Golden Pepper and Yellow Tomato Soup
In this recipe from Deborah Madison’s Local Flavors, she suggests that the yellow-orange peppers and tomatoes offer a softer flavor than traditional red tomatoes with green bells. You can also roast and peel the peppers first if desired, or just chop them fresh with skins on.

1 pound yellow or orange tomatoes
1/3 C white rice
salt and freshly ground pepper
1 onion
2 garlic cloves
3 yellow, orange or red bell peppers
2 T olive oil
pinch saffron threads
1 bay leaf
2 thyme sprigs, leaves plucked from the stems
1 tsp sweet paprika or ½ tsp smoked paprika
1 T tomato paste
1 quart vegetable stock, chicken stock or water
chopped opal basil, marjoram or parsley

Bring 2 quarts water to a boil. Slice an X at the base of each tomato. Plunge them, 2 at a time, into the water for about 10 seconds, then remove and set aside. Add the rice and ½ tsp salt to the water, lower the heat to simmer, and cook until the rice is tender, about 12 minutes. Drain.
Chop the onion. Mince the garlic with a pinch of salt until mushy. Dice the peppers into small squares, removing the seeds and membranes first. You should have about 2 cups. Peel and seed the tomatoes, reserving the juice, then dice the walls and mince the cores.
Warm the oil in a soup pot and add the onions, peppers, saffron, bay leaf, thyme and paprika. Cook over medium heat, stirring occasionally, until the onion has begun to soften and color, about 6 minutes.
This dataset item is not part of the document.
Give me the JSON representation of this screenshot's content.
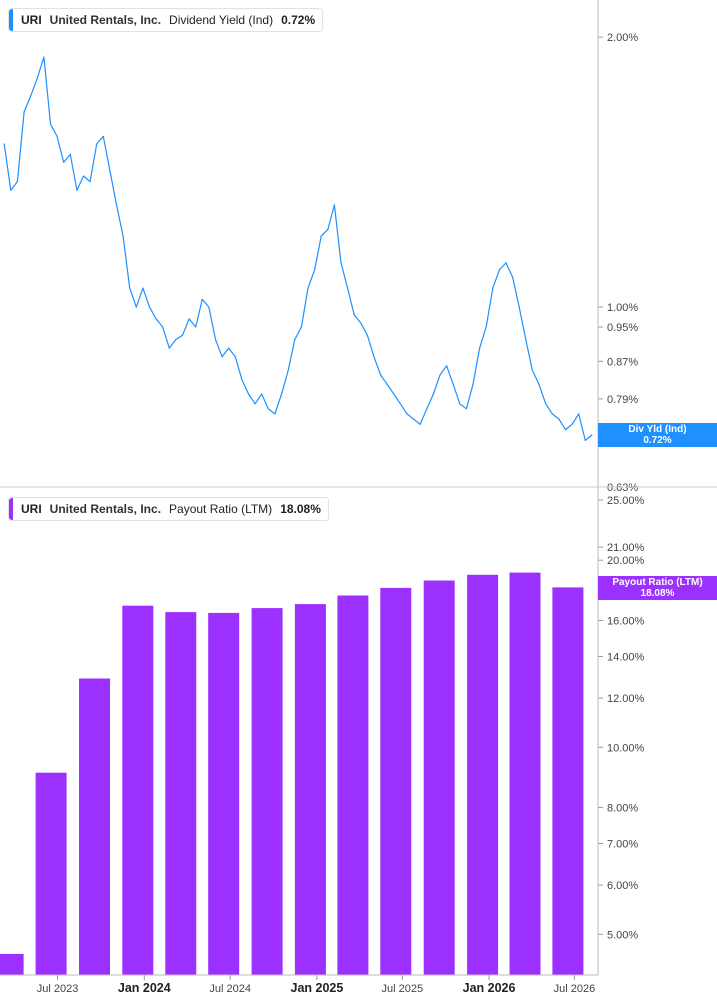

Add the garlic, then stir in the tomato paste and 1 tsp salt. Give it a stir and add ¼ C water. Stew for 5 minutes, then reduce the heat to low and simmer, covered, for 25 minutes.
When ready to serve, reheat the soup with the rice, then ladle it into bowls. Or make a mound of rice in each bowl and spoon the soup around it. Season with pepper and garnish with fine slivers of basil leaves or marjoram chopped with a few parsley leaves.